手には、私と色違いで同じ柄のクリアファイルがある。
「僕も同じ塾いってるんだ、去年の夏期講習の時のだよね?」
「うん! 夏期講習だけいったときに、なんかもらった」
「今はいってないの?」
「まぁお母さんになんか、行かせられたみたいなかんじ」
そういって私は苦笑いしてみせた。
男子は、優しく微笑んだ。
「中北く〜ん! これありがとぉ〜」
「あ、どうも……」
江実は、中北君という男子にノートを返した。
中北君は、ファイルとノートを抱えて、自分の席に戻った。
「うちね、中北君と同中なの」
「へ〜ぇ」
「んでね……元彼なの」
「えっ!?」
私はびっくりして、思わず大声をだしてしまった。
江実は、しーっ! といって険しい顔になった。
「えっ、えっ、嘘ッ」
「嘘じゃあないよぉ、実はうち、草食系男子がまぢタイプなんだよね」
「……なんで?」
「なんか、男が自分より前にでるって許せない。
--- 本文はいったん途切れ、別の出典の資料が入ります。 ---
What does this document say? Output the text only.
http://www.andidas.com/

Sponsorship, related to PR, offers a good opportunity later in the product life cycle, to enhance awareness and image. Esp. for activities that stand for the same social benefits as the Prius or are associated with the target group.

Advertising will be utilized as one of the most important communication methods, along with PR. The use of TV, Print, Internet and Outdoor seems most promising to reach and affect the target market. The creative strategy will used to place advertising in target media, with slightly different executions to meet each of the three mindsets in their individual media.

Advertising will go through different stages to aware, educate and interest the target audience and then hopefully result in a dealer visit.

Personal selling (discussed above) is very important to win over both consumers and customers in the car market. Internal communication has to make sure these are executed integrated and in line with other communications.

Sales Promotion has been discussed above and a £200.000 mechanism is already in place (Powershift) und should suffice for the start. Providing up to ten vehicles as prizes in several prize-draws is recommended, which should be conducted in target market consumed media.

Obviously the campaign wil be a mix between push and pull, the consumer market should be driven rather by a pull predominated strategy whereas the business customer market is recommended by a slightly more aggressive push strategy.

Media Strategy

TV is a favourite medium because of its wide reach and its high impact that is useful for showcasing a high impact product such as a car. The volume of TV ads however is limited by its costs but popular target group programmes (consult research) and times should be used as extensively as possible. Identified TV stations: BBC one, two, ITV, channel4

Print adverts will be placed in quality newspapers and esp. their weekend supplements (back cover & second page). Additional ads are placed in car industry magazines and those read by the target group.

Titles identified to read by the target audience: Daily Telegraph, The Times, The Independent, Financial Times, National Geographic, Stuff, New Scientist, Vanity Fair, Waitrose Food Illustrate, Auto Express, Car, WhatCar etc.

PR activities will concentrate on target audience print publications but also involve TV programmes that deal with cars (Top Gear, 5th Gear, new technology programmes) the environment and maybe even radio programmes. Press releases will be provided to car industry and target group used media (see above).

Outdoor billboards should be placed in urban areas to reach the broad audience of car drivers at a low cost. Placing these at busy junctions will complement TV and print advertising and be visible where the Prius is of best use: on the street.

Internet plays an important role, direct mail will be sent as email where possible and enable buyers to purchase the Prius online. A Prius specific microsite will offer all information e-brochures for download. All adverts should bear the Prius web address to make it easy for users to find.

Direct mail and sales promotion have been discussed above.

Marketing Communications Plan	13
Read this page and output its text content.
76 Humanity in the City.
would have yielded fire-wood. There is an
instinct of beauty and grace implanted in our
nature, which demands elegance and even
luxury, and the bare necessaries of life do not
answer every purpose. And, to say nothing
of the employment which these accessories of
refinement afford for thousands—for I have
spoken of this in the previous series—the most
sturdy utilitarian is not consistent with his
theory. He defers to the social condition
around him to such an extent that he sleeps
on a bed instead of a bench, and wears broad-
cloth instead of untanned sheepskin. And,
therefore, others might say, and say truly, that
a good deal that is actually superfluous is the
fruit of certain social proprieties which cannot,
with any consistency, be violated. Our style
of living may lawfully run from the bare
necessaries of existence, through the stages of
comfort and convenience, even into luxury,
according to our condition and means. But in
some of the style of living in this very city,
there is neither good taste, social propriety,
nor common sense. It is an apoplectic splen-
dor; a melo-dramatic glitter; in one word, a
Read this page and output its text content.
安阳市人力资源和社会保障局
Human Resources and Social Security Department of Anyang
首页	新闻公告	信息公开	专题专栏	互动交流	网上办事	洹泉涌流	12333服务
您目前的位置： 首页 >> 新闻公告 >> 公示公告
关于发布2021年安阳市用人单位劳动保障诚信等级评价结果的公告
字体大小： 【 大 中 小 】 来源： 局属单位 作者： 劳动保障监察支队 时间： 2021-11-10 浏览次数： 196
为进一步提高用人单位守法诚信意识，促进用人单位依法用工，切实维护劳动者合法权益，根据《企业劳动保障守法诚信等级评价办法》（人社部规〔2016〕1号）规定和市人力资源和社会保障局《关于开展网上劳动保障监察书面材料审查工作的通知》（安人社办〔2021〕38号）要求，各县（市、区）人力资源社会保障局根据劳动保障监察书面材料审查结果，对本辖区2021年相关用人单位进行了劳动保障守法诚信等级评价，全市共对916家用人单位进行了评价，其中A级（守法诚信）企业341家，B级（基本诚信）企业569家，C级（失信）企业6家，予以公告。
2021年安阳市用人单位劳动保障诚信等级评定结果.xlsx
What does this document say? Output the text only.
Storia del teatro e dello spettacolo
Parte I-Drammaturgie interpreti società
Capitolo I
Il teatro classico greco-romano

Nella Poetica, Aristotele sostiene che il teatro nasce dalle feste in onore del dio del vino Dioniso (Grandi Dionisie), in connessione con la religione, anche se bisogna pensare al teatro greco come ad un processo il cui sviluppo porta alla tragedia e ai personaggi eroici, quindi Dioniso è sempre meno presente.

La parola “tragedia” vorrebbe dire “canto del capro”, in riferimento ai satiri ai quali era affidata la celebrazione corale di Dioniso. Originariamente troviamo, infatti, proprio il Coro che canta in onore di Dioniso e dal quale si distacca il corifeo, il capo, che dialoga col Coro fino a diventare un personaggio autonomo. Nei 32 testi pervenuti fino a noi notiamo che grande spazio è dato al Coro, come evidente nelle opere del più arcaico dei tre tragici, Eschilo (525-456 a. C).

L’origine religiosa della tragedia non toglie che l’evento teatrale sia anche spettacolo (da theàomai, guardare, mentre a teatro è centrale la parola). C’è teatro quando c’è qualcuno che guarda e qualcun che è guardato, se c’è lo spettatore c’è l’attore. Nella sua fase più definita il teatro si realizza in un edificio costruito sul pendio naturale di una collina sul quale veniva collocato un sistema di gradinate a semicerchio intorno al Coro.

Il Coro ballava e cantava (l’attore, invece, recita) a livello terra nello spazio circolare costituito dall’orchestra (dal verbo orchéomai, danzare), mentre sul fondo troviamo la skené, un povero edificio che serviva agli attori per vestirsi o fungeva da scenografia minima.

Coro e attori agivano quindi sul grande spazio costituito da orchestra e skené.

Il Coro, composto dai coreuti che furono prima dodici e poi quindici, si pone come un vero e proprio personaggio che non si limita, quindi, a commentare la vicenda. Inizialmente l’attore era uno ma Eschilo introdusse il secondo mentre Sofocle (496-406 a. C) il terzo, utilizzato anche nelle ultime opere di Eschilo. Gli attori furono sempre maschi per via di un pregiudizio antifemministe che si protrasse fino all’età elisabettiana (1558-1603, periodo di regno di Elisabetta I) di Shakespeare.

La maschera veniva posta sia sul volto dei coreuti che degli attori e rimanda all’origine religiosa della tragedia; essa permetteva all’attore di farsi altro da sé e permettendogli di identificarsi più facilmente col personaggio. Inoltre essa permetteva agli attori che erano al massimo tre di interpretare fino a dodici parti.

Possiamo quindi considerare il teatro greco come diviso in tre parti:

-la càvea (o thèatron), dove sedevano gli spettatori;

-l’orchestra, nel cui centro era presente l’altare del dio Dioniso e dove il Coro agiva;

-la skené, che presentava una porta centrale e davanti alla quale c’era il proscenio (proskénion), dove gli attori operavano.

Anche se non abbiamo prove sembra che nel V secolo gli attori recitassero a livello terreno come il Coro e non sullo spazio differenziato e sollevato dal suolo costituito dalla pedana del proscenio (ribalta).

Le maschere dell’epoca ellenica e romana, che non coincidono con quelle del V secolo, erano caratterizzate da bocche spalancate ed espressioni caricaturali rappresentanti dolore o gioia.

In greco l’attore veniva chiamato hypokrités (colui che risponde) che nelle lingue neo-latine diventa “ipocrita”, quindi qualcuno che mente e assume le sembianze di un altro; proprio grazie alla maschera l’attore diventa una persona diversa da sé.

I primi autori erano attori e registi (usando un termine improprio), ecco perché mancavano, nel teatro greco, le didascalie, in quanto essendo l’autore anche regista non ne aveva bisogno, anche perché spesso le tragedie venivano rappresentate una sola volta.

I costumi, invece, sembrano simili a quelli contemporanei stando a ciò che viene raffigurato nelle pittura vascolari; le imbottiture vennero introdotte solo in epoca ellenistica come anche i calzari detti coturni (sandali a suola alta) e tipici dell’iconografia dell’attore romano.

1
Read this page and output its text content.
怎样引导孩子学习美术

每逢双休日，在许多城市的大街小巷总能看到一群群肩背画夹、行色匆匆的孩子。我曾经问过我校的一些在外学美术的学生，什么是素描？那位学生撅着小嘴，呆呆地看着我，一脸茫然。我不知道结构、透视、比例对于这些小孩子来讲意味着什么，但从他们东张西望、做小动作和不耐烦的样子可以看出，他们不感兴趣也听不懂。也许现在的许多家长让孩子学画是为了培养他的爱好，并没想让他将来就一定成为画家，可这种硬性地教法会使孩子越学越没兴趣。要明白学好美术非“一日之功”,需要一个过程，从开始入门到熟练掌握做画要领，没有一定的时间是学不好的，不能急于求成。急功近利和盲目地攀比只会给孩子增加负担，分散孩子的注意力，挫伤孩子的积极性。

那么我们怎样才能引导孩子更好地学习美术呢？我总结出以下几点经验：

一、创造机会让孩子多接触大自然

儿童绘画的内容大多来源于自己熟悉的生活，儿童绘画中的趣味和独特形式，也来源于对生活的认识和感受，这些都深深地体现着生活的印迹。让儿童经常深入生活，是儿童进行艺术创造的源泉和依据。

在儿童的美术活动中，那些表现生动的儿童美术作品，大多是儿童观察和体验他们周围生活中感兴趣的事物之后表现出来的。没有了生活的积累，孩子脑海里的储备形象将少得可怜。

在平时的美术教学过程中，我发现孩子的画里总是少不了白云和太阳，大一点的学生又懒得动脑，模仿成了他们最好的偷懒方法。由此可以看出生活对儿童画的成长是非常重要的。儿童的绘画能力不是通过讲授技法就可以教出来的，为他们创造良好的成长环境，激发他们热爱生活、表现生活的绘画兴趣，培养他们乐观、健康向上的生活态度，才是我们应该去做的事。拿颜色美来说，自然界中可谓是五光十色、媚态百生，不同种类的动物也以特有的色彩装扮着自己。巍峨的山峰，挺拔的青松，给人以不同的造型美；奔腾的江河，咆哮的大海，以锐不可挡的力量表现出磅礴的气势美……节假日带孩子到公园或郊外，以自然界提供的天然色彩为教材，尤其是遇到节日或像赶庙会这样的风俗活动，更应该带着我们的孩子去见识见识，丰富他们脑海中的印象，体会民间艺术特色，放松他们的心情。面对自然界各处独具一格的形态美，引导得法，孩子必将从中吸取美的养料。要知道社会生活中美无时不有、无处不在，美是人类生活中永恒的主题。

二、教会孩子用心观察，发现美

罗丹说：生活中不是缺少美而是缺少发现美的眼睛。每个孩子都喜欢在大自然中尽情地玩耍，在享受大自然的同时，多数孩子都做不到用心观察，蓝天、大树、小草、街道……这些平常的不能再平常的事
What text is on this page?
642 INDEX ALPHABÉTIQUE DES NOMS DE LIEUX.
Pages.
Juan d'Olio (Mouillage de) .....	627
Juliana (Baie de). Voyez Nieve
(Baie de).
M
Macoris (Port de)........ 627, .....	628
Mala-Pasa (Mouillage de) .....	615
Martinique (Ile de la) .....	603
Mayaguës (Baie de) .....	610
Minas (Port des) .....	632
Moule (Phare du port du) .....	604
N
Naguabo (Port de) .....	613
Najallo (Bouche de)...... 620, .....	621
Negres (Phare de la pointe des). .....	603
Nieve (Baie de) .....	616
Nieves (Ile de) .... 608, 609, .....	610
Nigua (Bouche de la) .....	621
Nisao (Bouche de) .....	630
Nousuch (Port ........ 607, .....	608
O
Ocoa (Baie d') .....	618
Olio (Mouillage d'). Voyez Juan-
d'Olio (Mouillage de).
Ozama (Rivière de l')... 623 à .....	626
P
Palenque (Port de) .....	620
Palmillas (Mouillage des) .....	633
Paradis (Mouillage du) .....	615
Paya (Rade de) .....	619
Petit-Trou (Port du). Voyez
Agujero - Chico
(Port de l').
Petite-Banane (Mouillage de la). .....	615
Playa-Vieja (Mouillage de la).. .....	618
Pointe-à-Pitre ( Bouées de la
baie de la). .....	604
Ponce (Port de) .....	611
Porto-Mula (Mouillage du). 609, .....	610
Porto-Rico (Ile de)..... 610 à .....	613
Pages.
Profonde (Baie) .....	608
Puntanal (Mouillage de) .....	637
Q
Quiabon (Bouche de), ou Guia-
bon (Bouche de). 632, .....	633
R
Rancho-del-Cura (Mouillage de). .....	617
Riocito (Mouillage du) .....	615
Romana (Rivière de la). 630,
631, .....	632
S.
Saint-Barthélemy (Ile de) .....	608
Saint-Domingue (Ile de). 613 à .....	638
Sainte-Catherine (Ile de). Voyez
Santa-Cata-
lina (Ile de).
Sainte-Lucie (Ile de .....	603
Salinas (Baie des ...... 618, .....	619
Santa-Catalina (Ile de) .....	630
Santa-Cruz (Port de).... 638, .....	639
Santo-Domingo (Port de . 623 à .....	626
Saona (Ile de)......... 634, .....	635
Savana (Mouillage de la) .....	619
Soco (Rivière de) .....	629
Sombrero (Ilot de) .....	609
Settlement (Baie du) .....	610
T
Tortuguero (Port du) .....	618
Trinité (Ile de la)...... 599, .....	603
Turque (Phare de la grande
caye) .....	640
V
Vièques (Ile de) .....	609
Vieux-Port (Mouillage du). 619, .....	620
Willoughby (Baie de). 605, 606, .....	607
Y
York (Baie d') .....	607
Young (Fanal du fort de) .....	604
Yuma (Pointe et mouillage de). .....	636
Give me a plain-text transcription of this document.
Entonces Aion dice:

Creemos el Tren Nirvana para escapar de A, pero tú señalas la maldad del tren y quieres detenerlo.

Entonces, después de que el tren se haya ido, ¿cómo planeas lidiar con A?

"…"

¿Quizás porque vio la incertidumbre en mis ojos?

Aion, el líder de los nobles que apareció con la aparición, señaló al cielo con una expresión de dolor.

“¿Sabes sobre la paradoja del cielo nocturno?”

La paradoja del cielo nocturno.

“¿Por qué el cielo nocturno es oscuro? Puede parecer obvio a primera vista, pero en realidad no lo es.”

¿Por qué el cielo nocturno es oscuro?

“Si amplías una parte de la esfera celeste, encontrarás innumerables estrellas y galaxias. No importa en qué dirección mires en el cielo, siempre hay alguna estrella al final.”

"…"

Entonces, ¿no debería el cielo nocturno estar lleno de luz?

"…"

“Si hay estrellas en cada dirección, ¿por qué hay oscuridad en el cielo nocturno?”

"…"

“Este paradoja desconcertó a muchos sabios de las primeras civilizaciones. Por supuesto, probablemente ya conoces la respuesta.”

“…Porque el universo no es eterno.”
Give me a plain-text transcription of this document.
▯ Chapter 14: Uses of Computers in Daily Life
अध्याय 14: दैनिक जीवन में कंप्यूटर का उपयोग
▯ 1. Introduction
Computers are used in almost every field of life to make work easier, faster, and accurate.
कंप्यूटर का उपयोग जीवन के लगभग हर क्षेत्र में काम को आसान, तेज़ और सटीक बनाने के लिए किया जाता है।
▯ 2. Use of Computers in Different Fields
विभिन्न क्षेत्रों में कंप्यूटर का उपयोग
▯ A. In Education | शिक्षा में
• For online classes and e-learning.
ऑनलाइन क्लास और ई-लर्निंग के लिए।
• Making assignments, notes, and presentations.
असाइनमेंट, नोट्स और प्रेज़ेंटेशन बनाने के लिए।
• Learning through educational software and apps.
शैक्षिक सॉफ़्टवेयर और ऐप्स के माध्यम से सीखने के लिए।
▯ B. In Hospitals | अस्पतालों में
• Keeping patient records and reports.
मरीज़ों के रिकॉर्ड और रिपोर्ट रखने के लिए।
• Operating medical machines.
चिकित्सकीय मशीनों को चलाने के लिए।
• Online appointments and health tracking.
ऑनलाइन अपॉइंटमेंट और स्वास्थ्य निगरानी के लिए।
うちが、ぐいぐい引っ張りたいの!!」
「へ、へえ……」
江実らしいというか、意外というか……。
「でもねぇ、なんか皆うちのこと怖がって、告っても断られちゃうんだよねぇ、でも!」
「でも?」
「中北君は、違った! ああみえて、うちみたいな派手な人が好きなんだよ〜」
「へぇ……」
これまた、意外。
「今は別れたけど、フツーに友達として仲良くやってるよ!」
「そうなんだ……いいなぁ、彼氏」
私はそういって、ため息をついた。
森沢江実と草食男子の、意外な事実を知った瞬間だった。